Let analyze it case by case:P
say cgroup A has 3 tasks: task A, task B, task C
1) assign taskA's slice to 0.1 ms, task B, tack C, task C all have the default slice (0.75ms)
2) task A is picked by __schedule as next task, because task A is still on rq,
so the cfs_rq hierarchical doesn't have to change cfs_rq's min_slice, it will report it to the root cgroup
3) task A is preempted by other task, it's still runnable. it will be requeued cgroup A's cfs_rq. similar as case 2
4) task A is preempted since it's blocked, task A's se will be retained in cgroup A's cfs_rq until it reach 0-lag state.
4.1 before 0-lag, I guess it's similar as case 2
the logic is based on cfs_rq's avg_runtime, it supposed task A won't be pick as next task before it reach 0-lag state.
If my understanding is wrong, pls correct me. Thanks.
4.2 After it reached 0-lag state, If it's picked by pick_task_fair, it will be removed from cgroup A cfs_rq ultimately.
pick_next_entity->dequeue_entities(DEQUEUE_SLEEP | DEQUEUE_DELAYED)->__dequeue_entity (taskA)
so, cgroup A's cfs_rq min_slice will be re-calculated.
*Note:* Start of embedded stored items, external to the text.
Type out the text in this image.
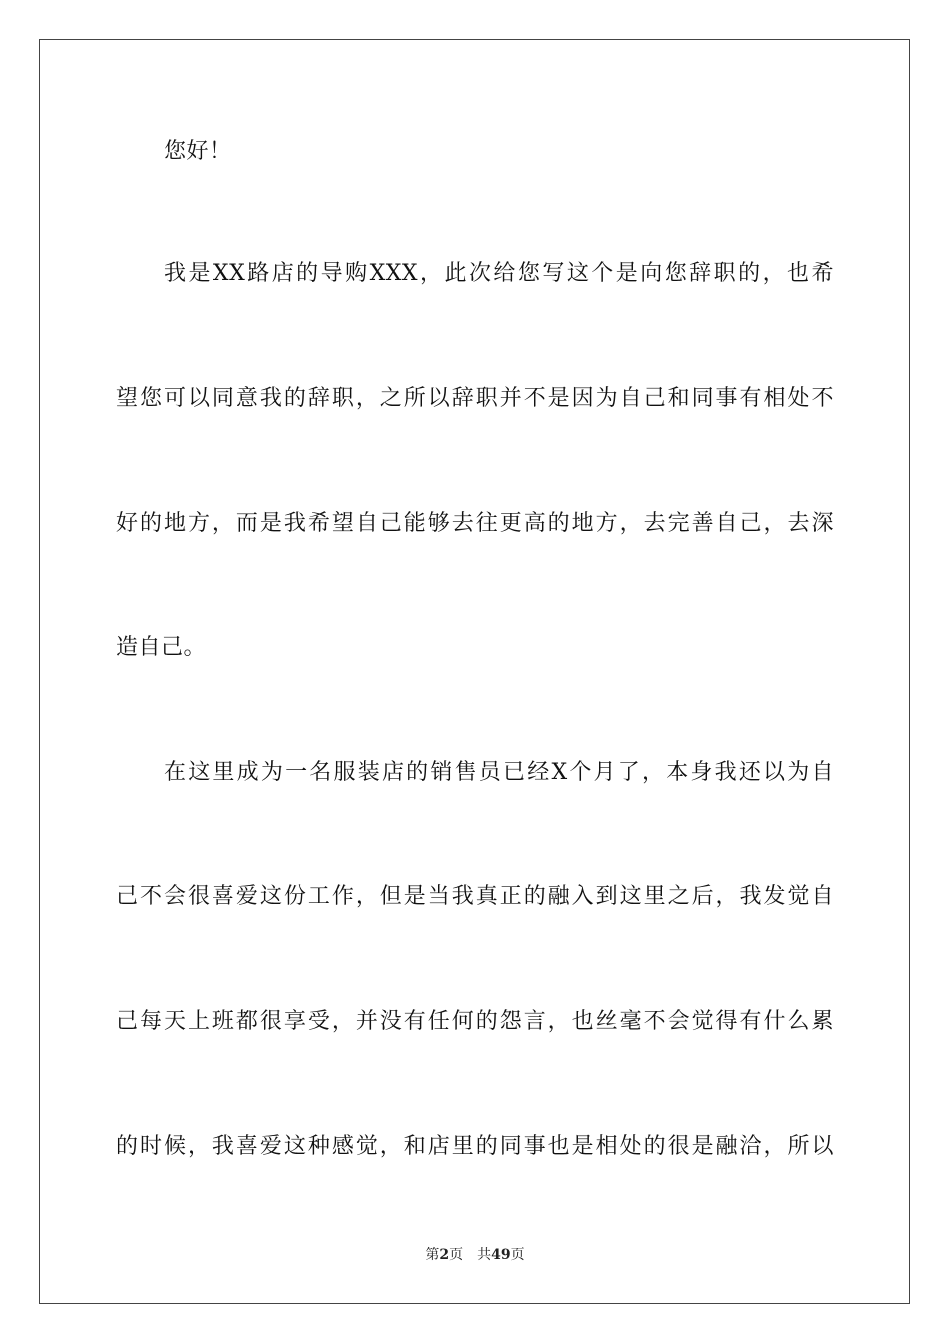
您好！
我是XX路店的导购XXX，此次给您写这个是向您辞职的，也希
望您可以同意我的辞职，之所以辞职并不是因为自己和同事有相处不
好的地方，而是我希望自己能够去往更高的地方，去完善自己，去深
造自己。
在这里成为一名服装店的销售员已经X个月了，本身我还以为自
己不会很喜爱这份工作，但是当我真正的融入到这里之后，我发觉自
己每天上班都很享受，并没有任何的怨言，也丝毫不会觉得有什么累
的时候，我喜爱这种感觉，和店里的同事也是相处的很是融洽，所以
第2页 共49页
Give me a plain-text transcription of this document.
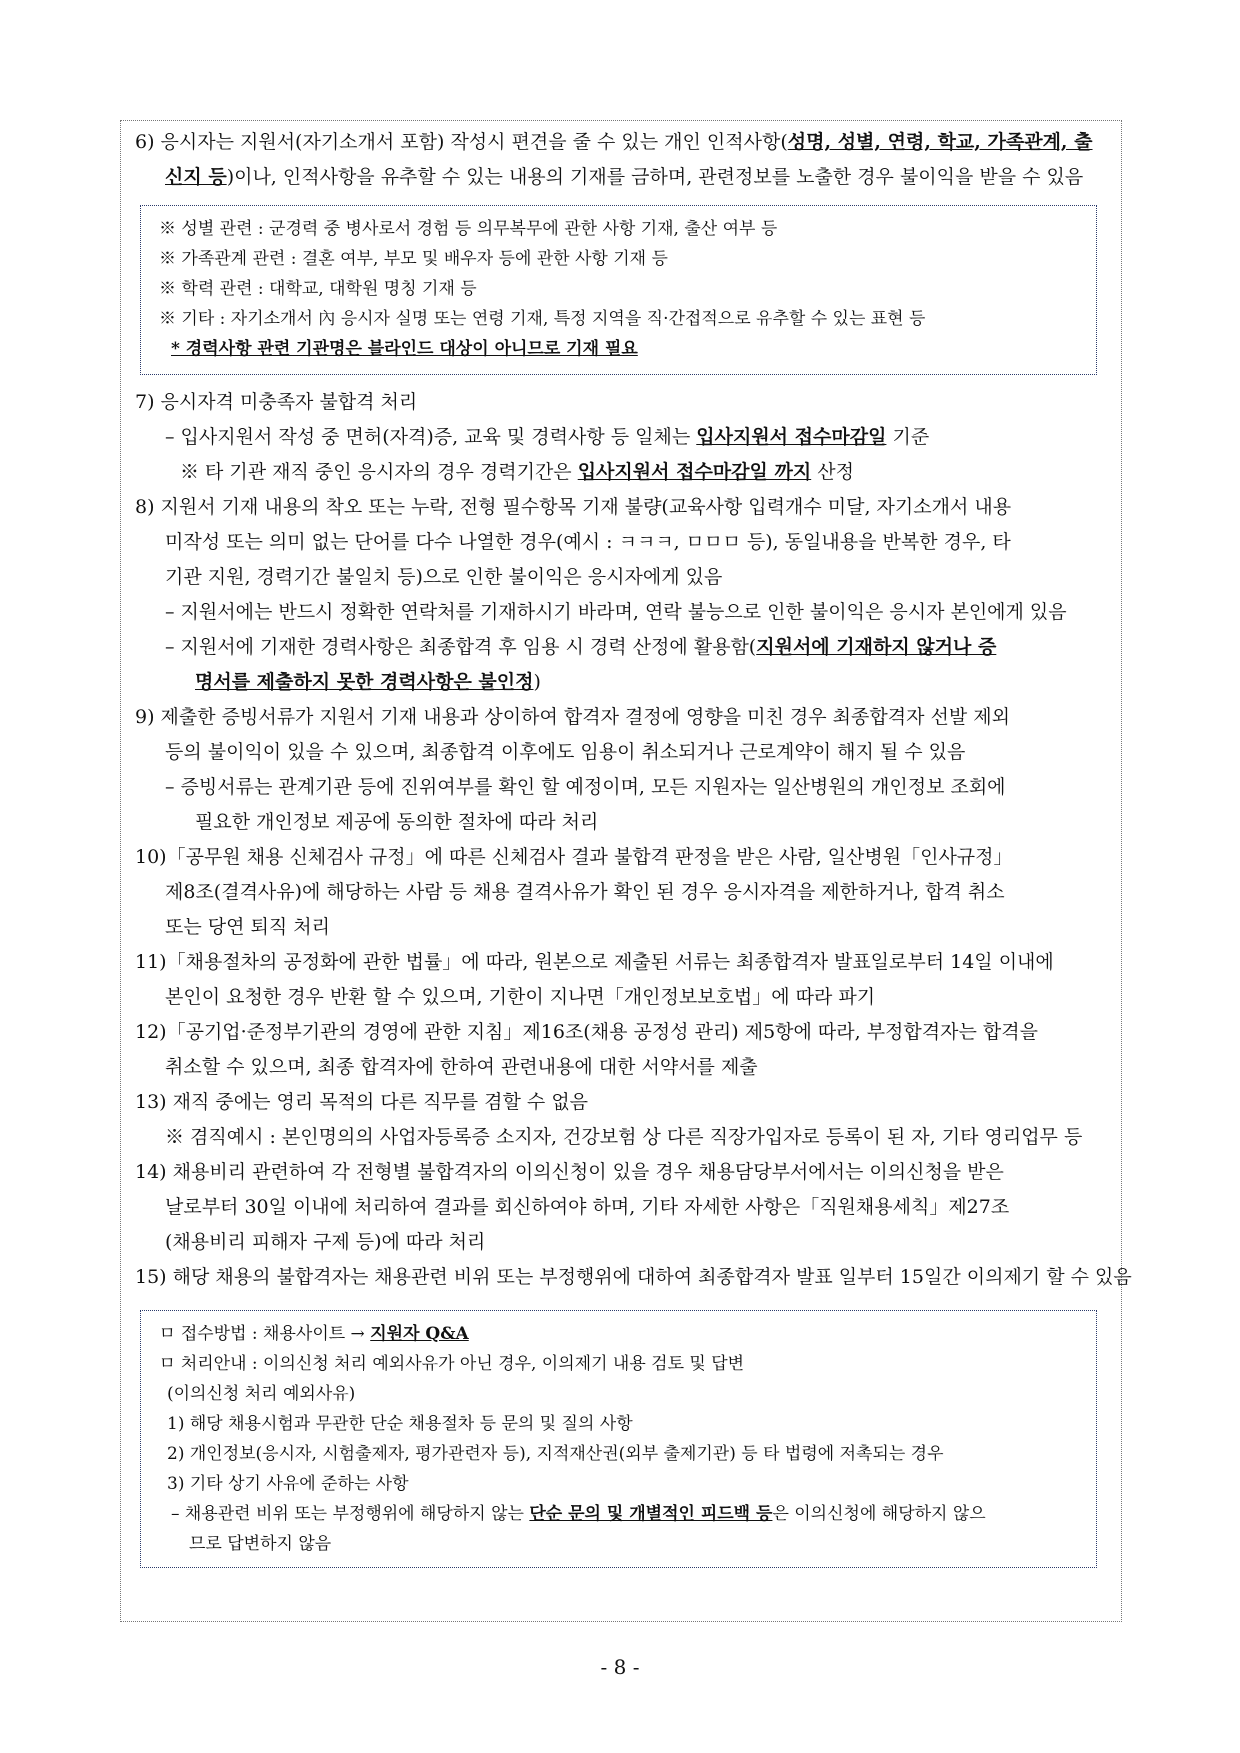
6) 응시자는 지원서(자기소개서 포함) 작성시 편견을 줄 수 있는 개인 인적사항(성명, 성별, 연령, 학교, 가족관계, 출
신지 등)이나, 인적사항을 유추할 수 있는 내용의 기재를 금하며, 관련정보를 노출한 경우 불이익을 받을 수 있음
※ 성별 관련 : 군경력 중 병사로서 경험 등 의무복무에 관한 사항 기재, 출산 여부 등
※ 가족관계 관련 : 결혼 여부, 부모 및 배우자 등에 관한 사항 기재 등
※ 학력 관련 : 대학교, 대학원 명칭 기재 등
※ 기타 : 자기소개서 內 응시자 실명 또는 연령 기재, 특정 지역을 직·간접적으로 유추할 수 있는 표현 등
* 경력사항 관련 기관명은 블라인드 대상이 아니므로 기재 필요
7) 응시자격 미충족자 불합격 처리
– 입사지원서 작성 중 면허(자격)증, 교육 및 경력사항 등 일체는 입사지원서 접수마감일 기준
※ 타 기관 재직 중인 응시자의 경우 경력기간은 입사지원서 접수마감일 까지 산정
8) 지원서 기재 내용의 착오 또는 누락, 전형 필수항목 기재 불량(교육사항 입력개수 미달, 자기소개서 내용
미작성 또는 의미 없는 단어를 다수 나열한 경우(예시 : ㅋㅋㅋ, ㅁㅁㅁ 등), 동일내용을 반복한 경우, 타
기관 지원, 경력기간 불일치 등)으로 인한 불이익은 응시자에게 있음
– 지원서에는 반드시 정확한 연락처를 기재하시기 바라며, 연락 불능으로 인한 불이익은 응시자 본인에게 있음
– 지원서에 기재한 경력사항은 최종합격 후 임용 시 경력 산정에 활용함(지원서에 기재하지 않거나 증
명서를 제출하지 못한 경력사항은 불인정)
9) 제출한 증빙서류가 지원서 기재 내용과 상이하여 합격자 결정에 영향을 미친 경우 최종합격자 선발 제외
등의 불이익이 있을 수 있으며, 최종합격 이후에도 임용이 취소되거나 근로계약이 해지 될 수 있음
– 증빙서류는 관계기관 등에 진위여부를 확인 할 예정이며, 모든 지원자는 일산병원의 개인정보 조회에
필요한 개인정보 제공에 동의한 절차에 따라 처리
10)「공무원 채용 신체검사 규정」에 따른 신체검사 결과 불합격 판정을 받은 사람, 일산병원「인사규정」
제8조(결격사유)에 해당하는 사람 등 채용 결격사유가 확인 된 경우 응시자격을 제한하거나, 합격 취소
또는 당연 퇴직 처리
11)「채용절차의 공정화에 관한 법률」에 따라, 원본으로 제출된 서류는 최종합격자 발표일로부터 14일 이내에
본인이 요청한 경우 반환 할 수 있으며, 기한이 지나면「개인정보보호법」에 따라 파기
12)「공기업·준정부기관의 경영에 관한 지침」제16조(채용 공정성 관리) 제5항에 따라, 부정합격자는 합격을
취소할 수 있으며, 최종 합격자에 한하여 관련내용에 대한 서약서를 제출
13) 재직 중에는 영리 목적의 다른 직무를 겸할 수 없음
※ 겸직예시 : 본인명의의 사업자등록증 소지자, 건강보험 상 다른 직장가입자로 등록이 된 자, 기타 영리업무 등
14) 채용비리 관련하여 각 전형별 불합격자의 이의신청이 있을 경우 채용담당부서에서는 이의신청을 받은
날로부터 30일 이내에 처리하여 결과를 회신하여야 하며, 기타 자세한 사항은「직원채용세칙」제27조
(채용비리 피해자 구제 등)에 따라 처리
15) 해당 채용의 불합격자는 채용관련 비위 또는 부정행위에 대하여 최종합격자 발표 일부터 15일간 이의제기 할 수 있음
ㅁ 접수방법 : 채용사이트 → 지원자 Q&A
ㅁ 처리안내 : 이의신청 처리 예외사유가 아닌 경우, 이의제기 내용 검토 및 답변
(이의신청 처리 예외사유)
1) 해당 채용시험과 무관한 단순 채용절차 등 문의 및 질의 사항
2) 개인정보(응시자, 시험출제자, 평가관련자 등), 지적재산권(외부 출제기관) 등 타 법령에 저촉되는 경우
3) 기타 상기 사유에 준하는 사항
– 채용관련 비위 또는 부정행위에 해당하지 않는 단순 문의 및 개별적인 피드백 등은 이의신청에 해당하지 않으
므로 답변하지 않음
- 8 -
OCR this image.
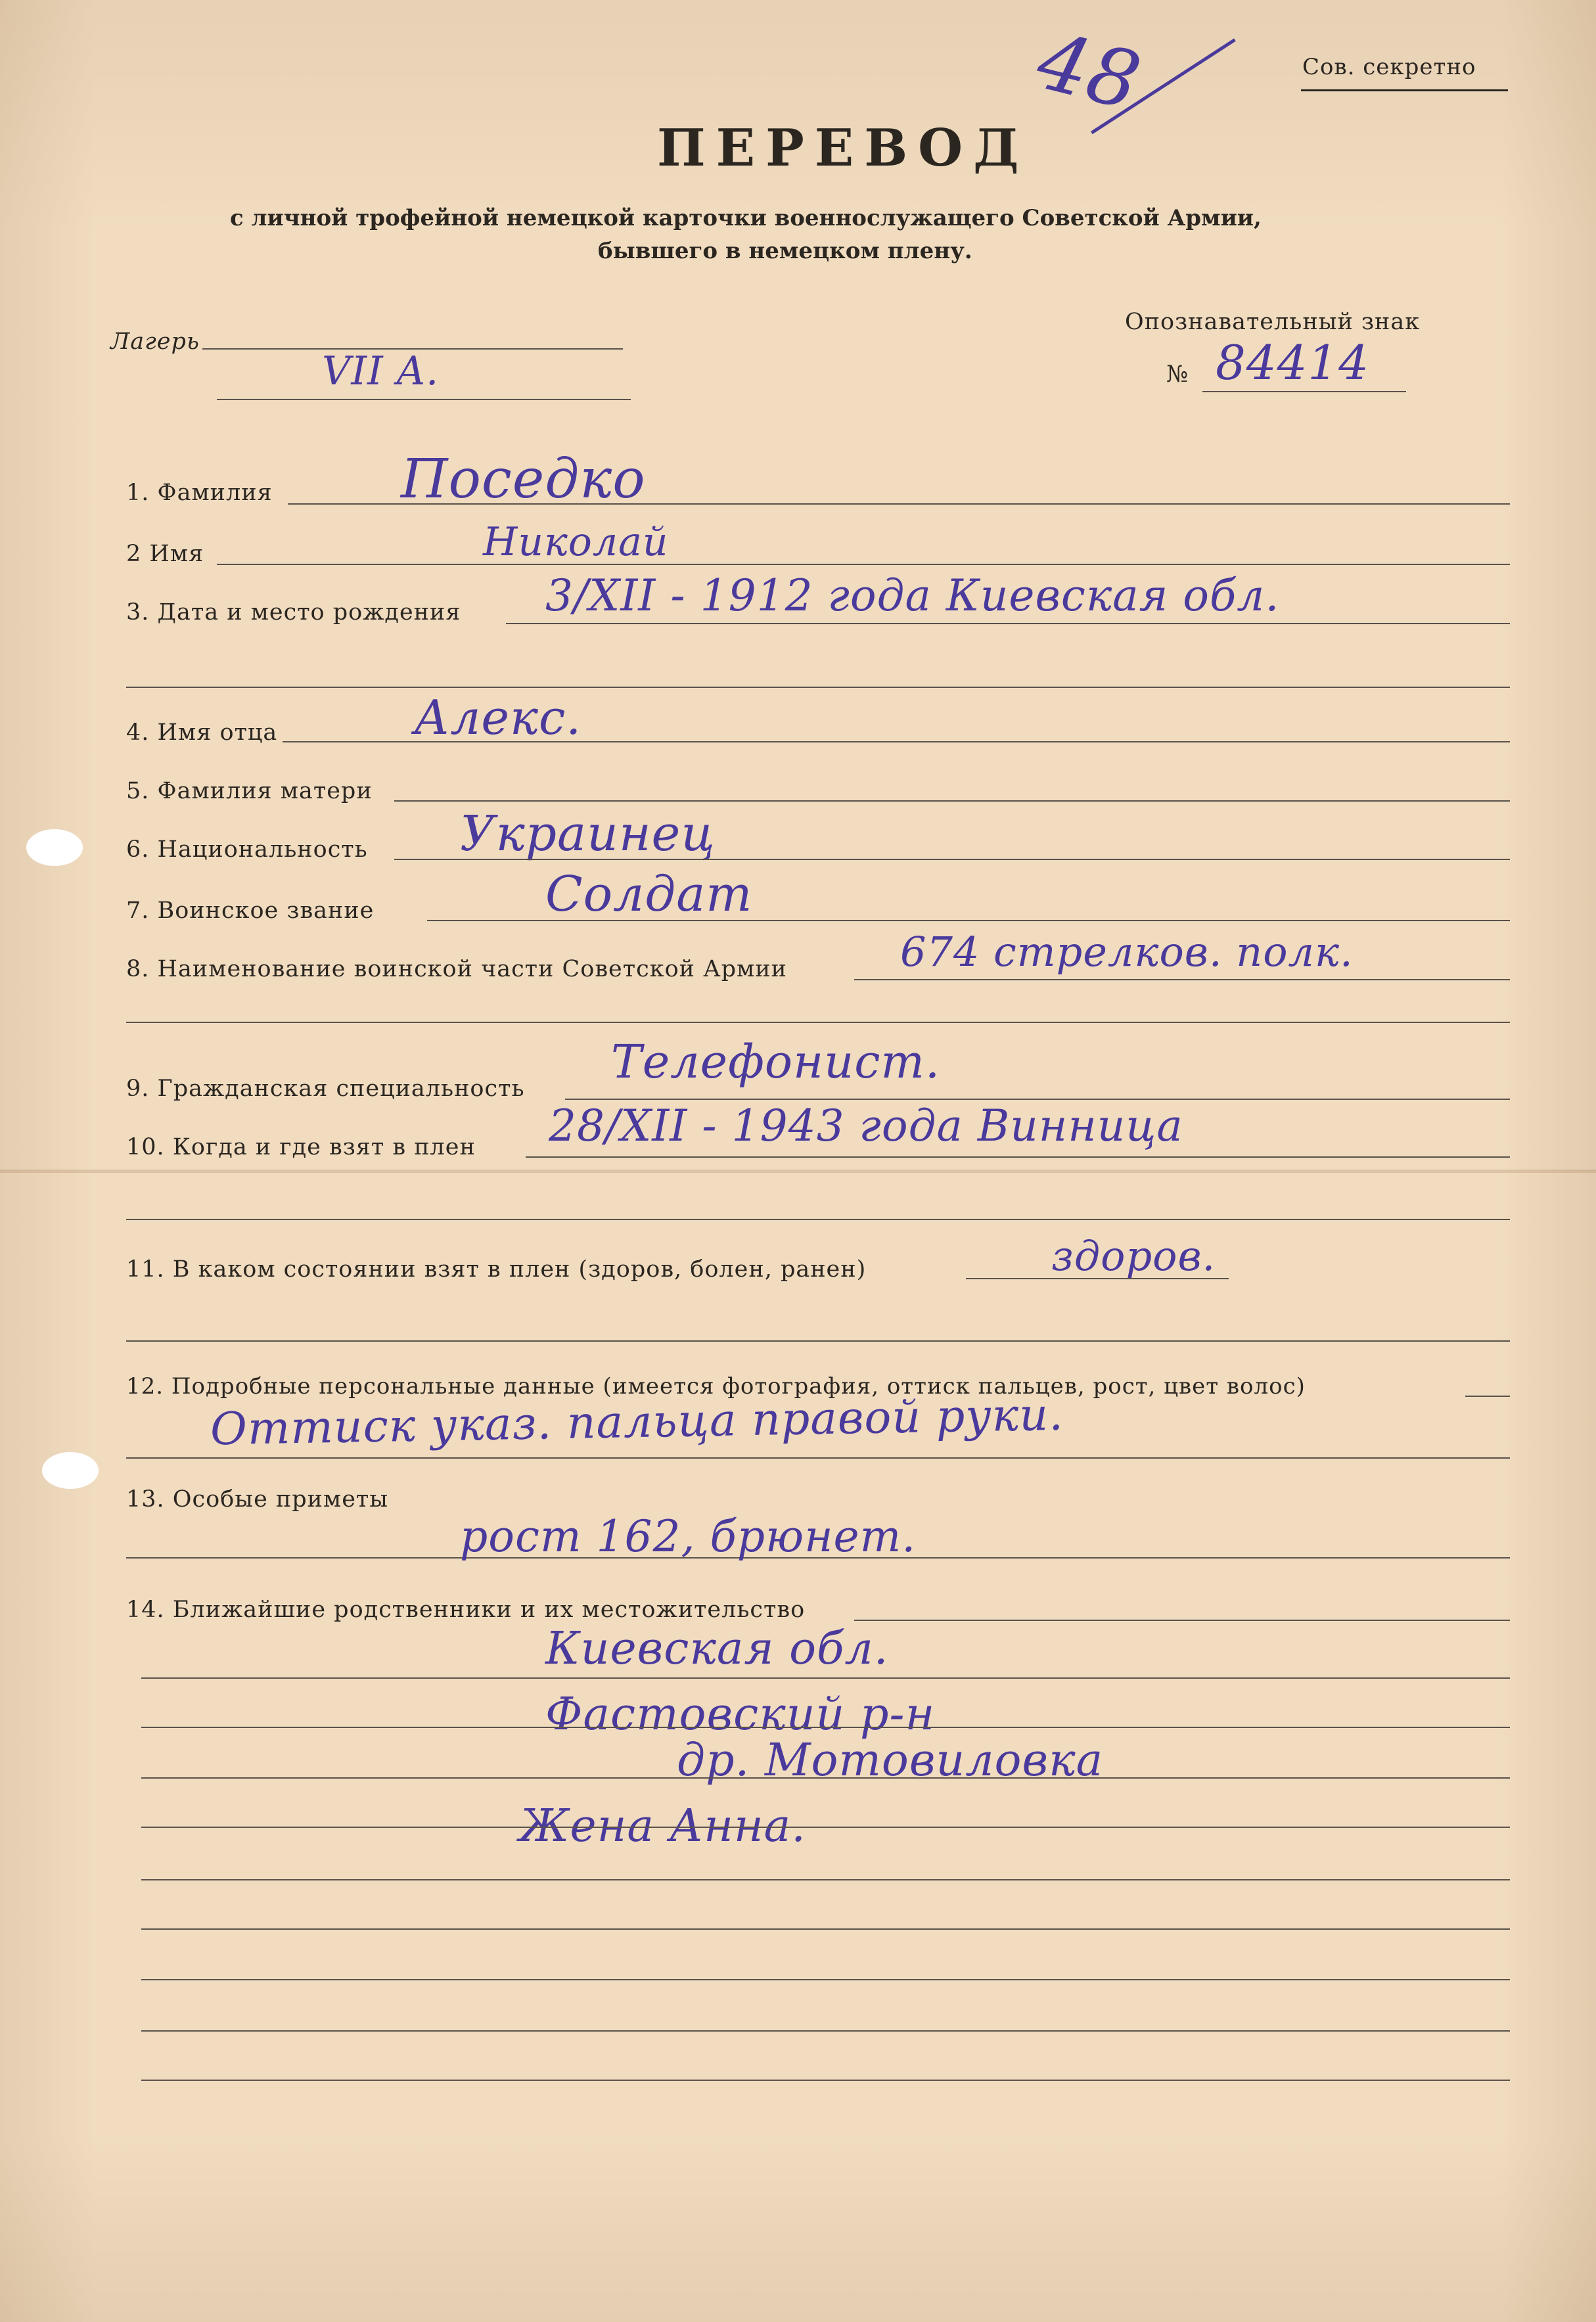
Сов. секретно
48
ПЕРЕВОД
с личной трофейной немецкой карточки военнослужащего Советской Армии,
бывшего в немецком плену.
Лагерь
VII A.
Опознавательный знак
№ 84414
1. Фамилия Поседко
2 Имя	Николай
3. Дата и место рождения 3/XII - 1912 года Киевская обл.
4. Имя отца	Алекс.
5. Фамилия матери
6. Национальность Украинец
7. Воинское звание	Солдат
8. Наименование воинской части Советской Армии	674 стрелков. полк.
9. Гражданская специальность Телефонист.
10. Когда и где взят в плен 28/XII - 1943 года Винница
11. В каком состоянии взят в плен (здоров, болен, ранен)	здоров.
12. Подробные персональные данные (имеется фотография, оттиск пальцев, рост, цвет волос)
Оттиск указ. пальца правой руки.
13. Особые приметы
рост 162, брюнет.
14. Ближайшие родственники и их местожительство
Киевская обл.
Фастовский р-н
др. Мотовиловка
Жена Анна.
So the cfs_rq hierarchical will modify their own min_slice bottom up.
4.3 After it reached 0-lag state, it will waked up. Because, the current __schedule() split the path for block/sleep from migration path. only migration path will call deactivate. so p->on_rq is still 1, ttwu_runnable will work for it to just call requeue_delayed_entity. similar as case 2
I think only case 1 has such problem.
Regards,
Yongmei.